31 pointsby CrankyBear4 hours ago8 comments
  • sidewndr462 hours ago
    I have 5.25 diskettes of "Microsoft Linux" from the 1990s. I'm reasonably certain that was the first.
  • magicalhippo4 hours ago
    Fedora-based, on GitHub here: https://github.com/microsoft/azurelinux

    An open-source Linux distribution built and optimized for Azure, with sources derived from Fedora Linux. Azure Linux provides a secured, reliable operating system for virtual machines, containers, and bare-metal platforms.

    Azure Linux is built on a robust open-source foundation and enhanced with Azure-specific innovations. This provides the familiarity of the RPM package ecosystem, while adding Azure-native security, compliance, and operational capabilities.

    Key features of Azure Linux include: hardened security posture, an Azure-optimized kernel, supply chain security, native Azure integration, and a predictable lifecycle.
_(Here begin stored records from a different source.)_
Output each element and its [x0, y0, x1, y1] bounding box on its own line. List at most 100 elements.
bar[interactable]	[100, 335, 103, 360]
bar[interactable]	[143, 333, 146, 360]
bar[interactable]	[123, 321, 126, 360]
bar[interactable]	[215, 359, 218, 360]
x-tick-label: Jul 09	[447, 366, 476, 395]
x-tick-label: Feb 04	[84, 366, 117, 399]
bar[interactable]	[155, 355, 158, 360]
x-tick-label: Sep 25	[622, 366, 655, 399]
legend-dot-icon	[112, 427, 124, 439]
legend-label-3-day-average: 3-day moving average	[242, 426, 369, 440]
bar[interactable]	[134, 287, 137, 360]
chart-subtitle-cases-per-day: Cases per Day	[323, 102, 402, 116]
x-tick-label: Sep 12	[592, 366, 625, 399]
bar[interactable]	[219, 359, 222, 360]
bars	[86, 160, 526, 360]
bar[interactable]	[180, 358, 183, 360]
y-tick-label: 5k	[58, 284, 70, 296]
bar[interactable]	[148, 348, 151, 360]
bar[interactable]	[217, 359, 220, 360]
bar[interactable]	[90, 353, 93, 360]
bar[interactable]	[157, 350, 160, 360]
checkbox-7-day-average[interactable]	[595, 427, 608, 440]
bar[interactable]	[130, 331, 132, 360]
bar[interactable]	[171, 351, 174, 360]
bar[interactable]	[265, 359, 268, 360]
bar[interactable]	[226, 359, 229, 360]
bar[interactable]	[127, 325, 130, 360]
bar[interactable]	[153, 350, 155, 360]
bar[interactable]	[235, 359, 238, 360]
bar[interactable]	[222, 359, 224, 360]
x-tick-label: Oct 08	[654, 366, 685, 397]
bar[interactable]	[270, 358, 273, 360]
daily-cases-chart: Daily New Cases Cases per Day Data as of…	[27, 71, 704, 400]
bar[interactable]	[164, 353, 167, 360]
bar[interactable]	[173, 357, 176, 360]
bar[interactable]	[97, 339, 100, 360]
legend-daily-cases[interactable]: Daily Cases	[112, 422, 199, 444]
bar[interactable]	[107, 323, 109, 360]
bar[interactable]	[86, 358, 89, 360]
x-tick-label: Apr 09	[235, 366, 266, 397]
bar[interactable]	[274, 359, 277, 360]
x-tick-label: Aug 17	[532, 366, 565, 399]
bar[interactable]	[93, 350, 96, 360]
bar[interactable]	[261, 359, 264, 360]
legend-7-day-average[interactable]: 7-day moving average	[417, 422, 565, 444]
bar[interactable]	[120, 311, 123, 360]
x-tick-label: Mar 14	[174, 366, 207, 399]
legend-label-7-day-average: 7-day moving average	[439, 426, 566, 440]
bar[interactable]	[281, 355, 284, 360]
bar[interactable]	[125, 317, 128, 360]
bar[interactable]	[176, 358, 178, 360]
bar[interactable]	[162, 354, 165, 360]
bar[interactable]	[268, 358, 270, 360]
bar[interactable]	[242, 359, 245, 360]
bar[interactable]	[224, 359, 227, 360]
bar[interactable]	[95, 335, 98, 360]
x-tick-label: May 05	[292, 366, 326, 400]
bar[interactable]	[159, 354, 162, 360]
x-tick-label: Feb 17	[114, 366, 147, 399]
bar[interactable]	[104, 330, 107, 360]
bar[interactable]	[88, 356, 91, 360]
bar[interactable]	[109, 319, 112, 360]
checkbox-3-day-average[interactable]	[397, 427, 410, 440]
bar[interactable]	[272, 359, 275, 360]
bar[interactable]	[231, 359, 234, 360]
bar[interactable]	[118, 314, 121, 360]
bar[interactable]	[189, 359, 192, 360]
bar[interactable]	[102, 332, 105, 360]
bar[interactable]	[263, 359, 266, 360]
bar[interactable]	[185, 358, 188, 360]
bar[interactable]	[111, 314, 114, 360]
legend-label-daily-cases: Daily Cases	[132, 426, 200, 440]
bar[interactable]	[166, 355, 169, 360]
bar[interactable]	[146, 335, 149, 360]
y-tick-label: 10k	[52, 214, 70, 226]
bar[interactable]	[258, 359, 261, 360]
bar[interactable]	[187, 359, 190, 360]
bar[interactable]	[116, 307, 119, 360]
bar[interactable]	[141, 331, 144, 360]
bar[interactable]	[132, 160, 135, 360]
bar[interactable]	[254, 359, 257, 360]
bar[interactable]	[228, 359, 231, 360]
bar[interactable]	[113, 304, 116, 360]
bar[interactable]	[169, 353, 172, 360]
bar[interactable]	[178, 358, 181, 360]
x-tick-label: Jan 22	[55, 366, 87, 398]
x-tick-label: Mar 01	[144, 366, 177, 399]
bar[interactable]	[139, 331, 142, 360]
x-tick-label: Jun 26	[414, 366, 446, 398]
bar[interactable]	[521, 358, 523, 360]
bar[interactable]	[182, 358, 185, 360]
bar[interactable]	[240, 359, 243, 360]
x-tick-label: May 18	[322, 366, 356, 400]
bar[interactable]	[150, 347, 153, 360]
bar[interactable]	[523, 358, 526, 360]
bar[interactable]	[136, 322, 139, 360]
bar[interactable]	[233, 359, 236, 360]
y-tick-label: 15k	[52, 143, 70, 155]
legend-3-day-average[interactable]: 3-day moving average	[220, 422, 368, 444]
    • ealready_value2 hours ago
      It seems like you could just s/Azure/Amazon/g and get an only slightly different product.
  • rixed2 hours ago
    I'm surprised that people consider this a victory. It just shows how much open source became irrelevant to users' freedom.
  • inetknght3 hours ago
    Don't use this. Don't encourage Embrace, Extend, Extinguish.
    • giancarlostoro2 hours ago
      Its an MIT licensed repository for something that is GPL licensed, I think you'll be okay.
  • vivzkestrel2 hours ago
    https://gamesbymason.com/blog/2026/microsoft/

    Prediction: Microsoft Is Going To Do The Funniest Thing Imaginable this guy called it loooong back

  • giancarlostoro2 hours ago
    > Minneapolis - So, there I was at Open Source Summit North America, listening to Brendan Burns, co-founder of Kubernetes and today Microsoft's Corporate VP of Azure Cloud Native and Management Platform, and Open Source, talk about the evolution from open-source to agentic AI. Then, in the middle of his presentation, he said, "When I started in Azure 10 years ago, it was not the majority operating system running on the Azure cloud. It has become the majority operating system running on the Azure cloud in the past 10 years. And today, I think we're really excited to announce that we're going to be having Microsoft's open-source Linux distribution, a supported version of Linux supported by Microsoft, available on Azure, out for anybody to use."

    > I blinked. Backstage, Jim Zemlin, the Linux Foundation's CEO, blinked, and all the Linux-savvy people in the crowd went "Huh?"

    Any money I could have paid to be there would not have been enough to enjoy that reaction. Also that man has quite a background and title. Microsoft is company I like as a .NET developer, but they do some things wrong (so you could say I have a love and hate with them), but a lot of people don't realize they employ a lot of open source maintainers, and they release most of their software under the MIT license. Even .NET itself, is all MIT licensed.

    Hell, the github for their Linux distro is MIT Licensed.

    • mghackerlady2 hours ago
      Shit, I would've gone if I knew it was in MN. Always some other time, I guess
  • throwatdem123113 hours ago
    Is this a vibe coded slop fork of Fedora to go along with Winslop 11?

    No thanks.

  • burnt-resistor2 hours ago
    • ninjalanternshk2 minutes ago
      Heh.

      > MS Linux is released under the provisions of the Gates Private License, which means you can freely use this Software on a single machine without warranty after having paid the purchase price and annual renewal fees.